As a new trial lawyer, Rannick tried cases in General Sessions Court. While he enjoyed the trials, he loathed doing collections. “I hated foreclosing on houses, evicting tenants from their homes or businesses, and chasing down debtors,” he wrote in his bio. “Just seven years earlier, I had been sick, and had medical bills, and didn’t know how I was going to make ends meet. Now, my clients were asking me not to show mercy but to seek justice!”

While Rannick says he respects his colleagues who collect debts, saying they perform an important service, he decided to move to the other side of the law, and in 1988, began doing Chapter 13 and Chapter 7 bankruptcy debtor work.
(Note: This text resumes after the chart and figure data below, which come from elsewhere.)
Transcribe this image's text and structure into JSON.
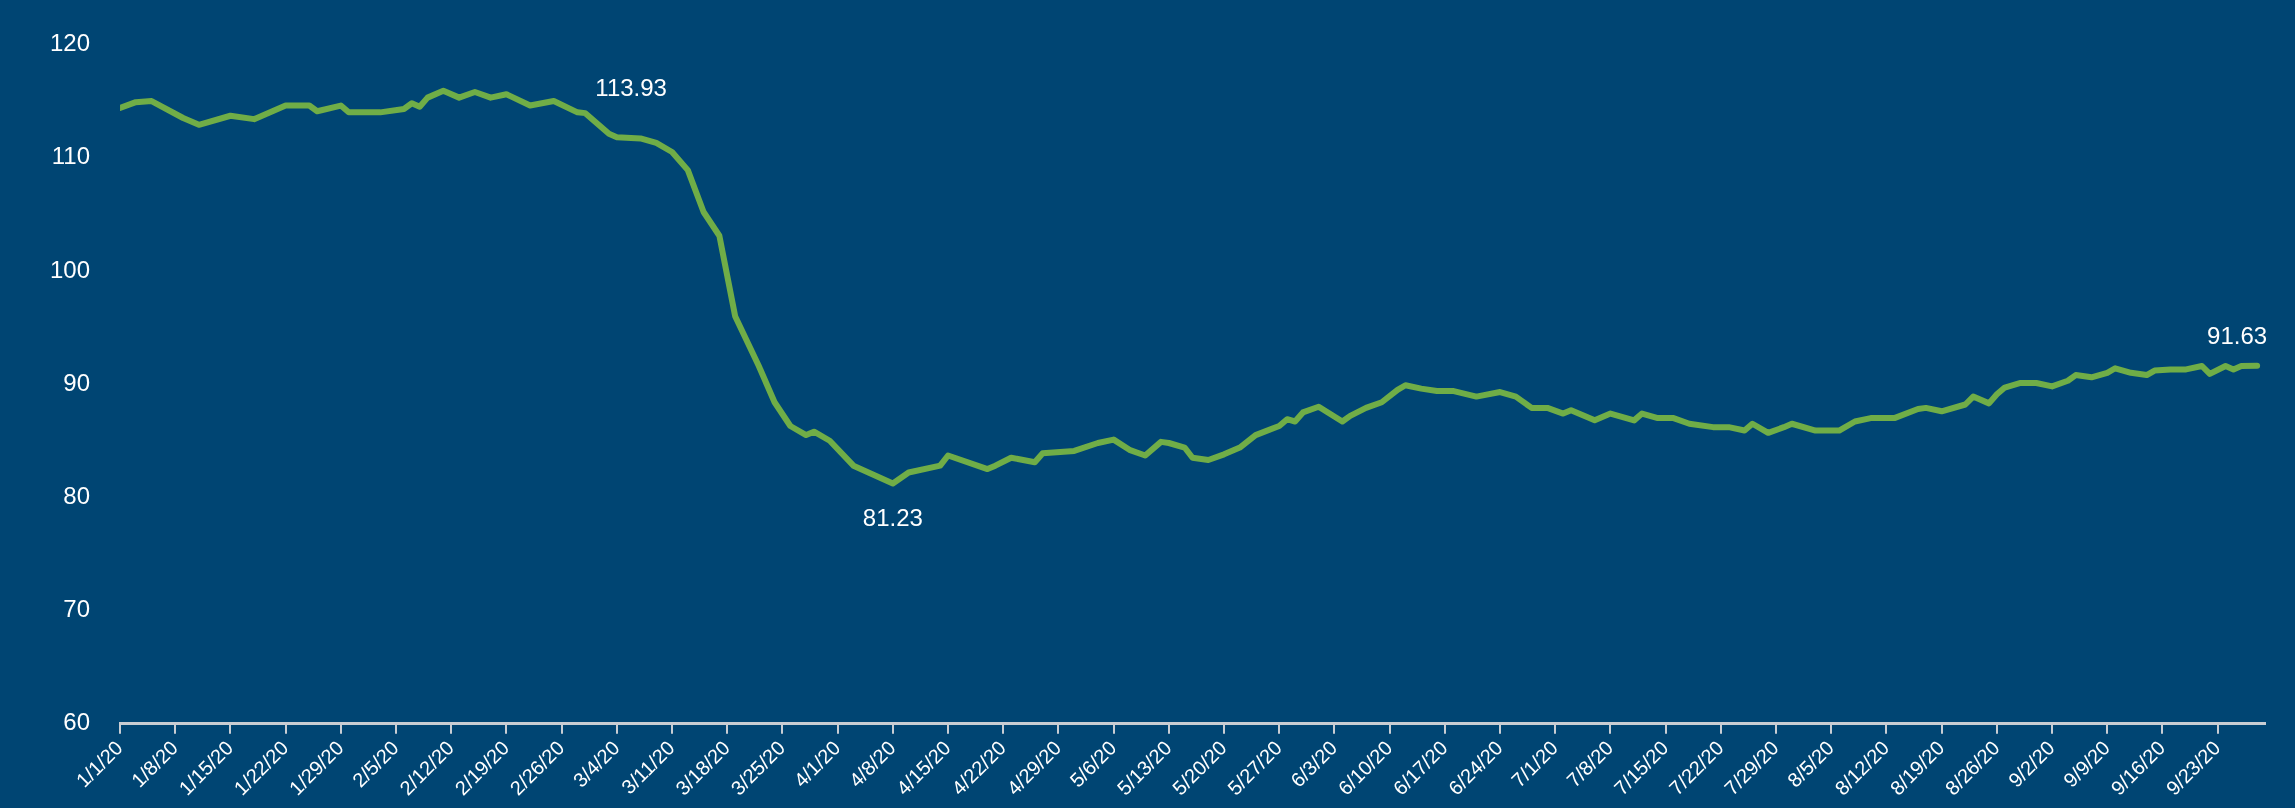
{
  "chart_data": {
    "type": "line",
    "x": [
      "--01-01",
      "--01-03",
      "--01-05",
      "--01-09",
      "--01-11",
      "--01-15",
      "--01-18",
      "--01-22",
      "--01-25",
      "--01-26",
      "--01-29",
      "--01-30",
      "--02-03",
      "--02-06",
      "--02-07",
      "--02-08",
      "--02-09",
      "--02-11",
      "--02-13",
      "--02-15",
      "--02-17",
      "--02-19",
      "--02-22",
      "--02-25",
      "--02-28",
      "--02-29",
      "--03-03",
      "--03-04",
      "--03-07",
      "--03-09",
      "--03-11",
      "--03-13",
      "--03-15",
      "--03-17",
      "--03-19",
      "--03-22",
      "--03-24",
      "--03-26",
      "--03-28",
      "--03-29",
      "--03-31",
      "--04-03",
      "--04-08",
      "--04-10",
      "--04-14",
      "--04-15",
      "--04-20",
      "--04-21",
      "--04-23",
      "--04-26",
      "--04-27",
      "--05-01",
      "--05-04",
      "--05-06",
      "--05-08",
      "--05-10",
      "--05-12",
      "--05-13",
      "--05-15",
      "--05-16",
      "--05-18",
      "--05-20",
      "--05-22",
      "--05-24",
      "--05-27",
      "--05-28",
      "--05-29",
      "--05-30",
      "--06-01",
      "--06-04",
      "--06-05",
      "--06-07",
      "--06-09",
      "--06-11",
      "--06-12",
      "--06-14",
      "--06-16",
      "--06-18",
      "--06-21",
      "--06-24",
      "--06-26",
      "--06-28",
      "--06-30",
      "--07-02",
      "--07-03",
      "--07-06",
      "--07-08",
      "--07-11",
      "--07-12",
      "--07-14",
      "--07-16",
      "--07-18",
      "--07-21",
      "--07-23",
      "--07-25",
      "--07-26",
      "--07-28",
      "--07-30",
      "--07-31",
      "--08-03",
      "--08-06",
      "--08-08",
      "--08-10",
      "--08-13",
      "--08-16",
      "--08-17",
      "--08-19",
      "--08-22",
      "--08-23",
      "--08-25",
      "--08-26",
      "--08-27",
      "--08-29",
      "--08-31",
      "--09-02",
      "--09-04",
      "--09-05",
      "--09-07",
      "--09-09",
      "--09-10",
      "--09-12",
      "--09-14",
      "--09-15",
      "--09-17",
      "--09-19",
      "--09-21",
      "--09-22",
      "--09-24",
      "--09-25",
      "--09-26",
      "--09-28"
    ],
    "series": [
      {
        "color": "#70ad47",
        "values": [
          114.4,
          114.9,
          115.0,
          113.5,
          112.9,
          113.7,
          113.4,
          114.6,
          114.6,
          114.1,
          114.6,
          114.0,
          114.0,
          114.3,
          114.8,
          114.5,
          115.3,
          115.9,
          115.3,
          115.8,
          115.3,
          115.6,
          114.6,
          115.0,
          114.0,
          113.93,
          112.1,
          111.8,
          111.7,
          111.3,
          110.5,
          108.9,
          105.2,
          103.1,
          96.0,
          91.6,
          88.4,
          86.3,
          85.5,
          85.8,
          85.0,
          82.8,
          81.23,
          82.2,
          82.8,
          83.7,
          82.5,
          82.8,
          83.5,
          83.1,
          83.9,
          84.1,
          84.8,
          85.1,
          84.2,
          83.7,
          84.9,
          84.8,
          84.4,
          83.5,
          83.3,
          83.8,
          84.4,
          85.5,
          86.3,
          86.9,
          86.7,
          87.5,
          88.0,
          86.7,
          87.2,
          87.9,
          88.4,
          89.5,
          89.9,
          89.6,
          89.4,
          89.4,
          88.9,
          89.3,
          88.9,
          87.9,
          87.9,
          87.4,
          87.7,
          86.8,
          87.4,
          86.8,
          87.4,
          87.0,
          87.0,
          86.5,
          86.2,
          86.2,
          85.9,
          86.5,
          85.7,
          86.2,
          86.5,
          85.9,
          85.9,
          86.7,
          87.0,
          87.0,
          87.8,
          87.9,
          87.6,
          88.2,
          88.9,
          88.3,
          89.1,
          89.7,
          90.1,
          90.1,
          89.8,
          90.3,
          90.8,
          90.6,
          91.0,
          91.4,
          91.0,
          90.8,
          91.2,
          91.3,
          91.3,
          91.6,
          90.9,
          91.6,
          91.3,
          91.6,
          91.63
        ],
        "value_labels": [
          null,
          null,
          null,
          null,
          null,
          null,
          null,
          null,
          null,
          null,
          null,
          null,
          null,
          null,
          null,
          null,
          null,
          null,
          null,
          null,
          null,
          null,
          null,
          null,
          null,
          "113.93",
          null,
          null,
          null,
          null,
          null,
          null,
          null,
          null,
          null,
          null,
          null,
          null,
          null,
          null,
          null,
          null,
          "81.23",
          null,
          null,
          null,
          null,
          null,
          null,
          null,
          null,
          null,
          null,
          null,
          null,
          null,
          null,
          null,
          null,
          null,
          null,
          null,
          null,
          null,
          null,
          null,
          null,
          null,
          null,
          null,
          null,
          null,
          null,
          null,
          null,
          null,
          null,
          null,
          null,
          null,
          null,
          null,
          null,
          null,
          null,
          null,
          null,
          null,
          null,
          null,
          null,
          null,
          null,
          null,
          null,
          null,
          null,
          null,
          null,
          null,
          null,
          null,
          null,
          null,
          null,
          null,
          null,
          null,
          null,
          null,
          null,
          null,
          null,
          null,
          null,
          null,
          null,
          null,
          null,
          null,
          null,
          null,
          null,
          null,
          null,
          null,
          null,
          null,
          null,
          null,
          "91.63"
        ]
      }
    ],
    "xlim": [
      "--01-01",
      "--09-29"
    ],
    "xticks": [
      {
        "value": "--01-01",
        "label": "1/1/20"
      },
      {
        "value": "--01-08",
        "label": "1/8/20"
      },
      {
        "value": "--01-15",
        "label": "1/15/20"
      },
      {
        "value": "--01-22",
        "label": "1/22/20"
      },
      {
        "value": "--01-29",
        "label": "1/29/20"
      },
      {
        "value": "--02-05",
        "label": "2/5/20"
      },
      {
        "value": "--02-12",
        "label": "2/12/20"
      },
      {
        "value": "--02-19",
        "label": "2/19/20"
      },
      {
        "value": "--02-26",
        "label": "2/26/20"
      },
      {
        "value": "--03-04",
        "label": "3/4/20"
      },
      {
        "value": "--03-11",
        "label": "3/11/20"
      },
      {
        "value": "--03-18",
        "label": "3/18/20"
      },
      {
        "value": "--03-25",
        "label": "3/25/20"
      },
      {
        "value": "--04-01",
        "label": "4/1/20"
      },
      {
        "value": "--04-08",
        "label": "4/8/20"
      },
      {
        "value": "--04-15",
        "label": "4/15/20"
      },
      {
        "value": "--04-22",
        "label": "4/22/20"
      },
      {
        "value": "--04-29",
        "label": "4/29/20"
      },
      {
        "value": "--05-06",
        "label": "5/6/20"
      },
      {
        "value": "--05-13",
        "label": "5/13/20"
      },
      {
        "value": "--05-20",
        "label": "5/20/20"
      },
      {
        "value": "--05-27",
        "label": "5/27/20"
      },
      {
        "value": "--06-03",
        "label": "6/3/20"
      },
      {
        "value": "--06-10",
        "label": "6/10/20"
      },
      {
        "value": "--06-17",
        "label": "6/17/20"
      },
      {
        "value": "--06-24",
        "label": "6/24/20"
      },
      {
        "value": "--07-01",
        "label": "7/1/20"
      },
      {
        "value": "--07-08",
        "label": "7/8/20"
      },
      {
        "value": "--07-15",
        "label": "7/15/20"
      },
      {
        "value": "--07-22",
        "label": "7/22/20"
      },
      {
        "value": "--07-29",
        "label": "7/29/20"
      },
      {
        "value": "--08-05",
        "label": "8/5/20"
      },
      {
        "value": "--08-12",
        "label": "8/12/20"
      },
      {
        "value": "--08-19",
        "label": "8/19/20"
      },
      {
        "value": "--08-26",
        "label": "8/26/20"
      },
      {
        "value": "--09-02",
        "label": "9/2/20"
      },
      {
        "value": "--09-09",
        "label": "9/9/20"
      },
      {
        "value": "--09-16",
        "label": "9/16/20"
      },
      {
        "value": "--09-23",
        "label": "9/23/20"
      }
    ],
    "ylim": [
      60,
      120
    ],
    "yticks": [
      60,
      70,
      80,
      90,
      100,
      110,
      120
    ],
    "legend": false
  }
}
Rannick is now at peace with his work. “By and large, I love my clients. They are typically hardworking but unfortunate. They are my friends; they are people in my church; they are people like you and me,” his bio reads.

Rannick is also at peace with himself. He’s been married to his second wife, Aleta, for 28 years. Together, they have three children, including a son and a daughter who are grown and in Christian ministry and a son who’s attending Silverdale Baptist Academy. Also, as a member of Woodland Park Baptist Church, Rannick has been able to teach a men’s Bible study and children’s church. He might not be a minister, but he still ministers.

“I’d rather teach children than men,” he says. “If you teach a man, you affect him for 30 years; if you teach a child, you affect him for 75 years.”

Rannick also believe he minsters to the broken people who enter through the doors of his office. There’s even a box of tissues at the ready in the conference room in which he’s sitting. “I understand the nuances of the law and how they apply to a person’s situation,” he says. “But more than that, there’s nothing like sitting with a man or woman who’s broken or hurting, and being able to help them.”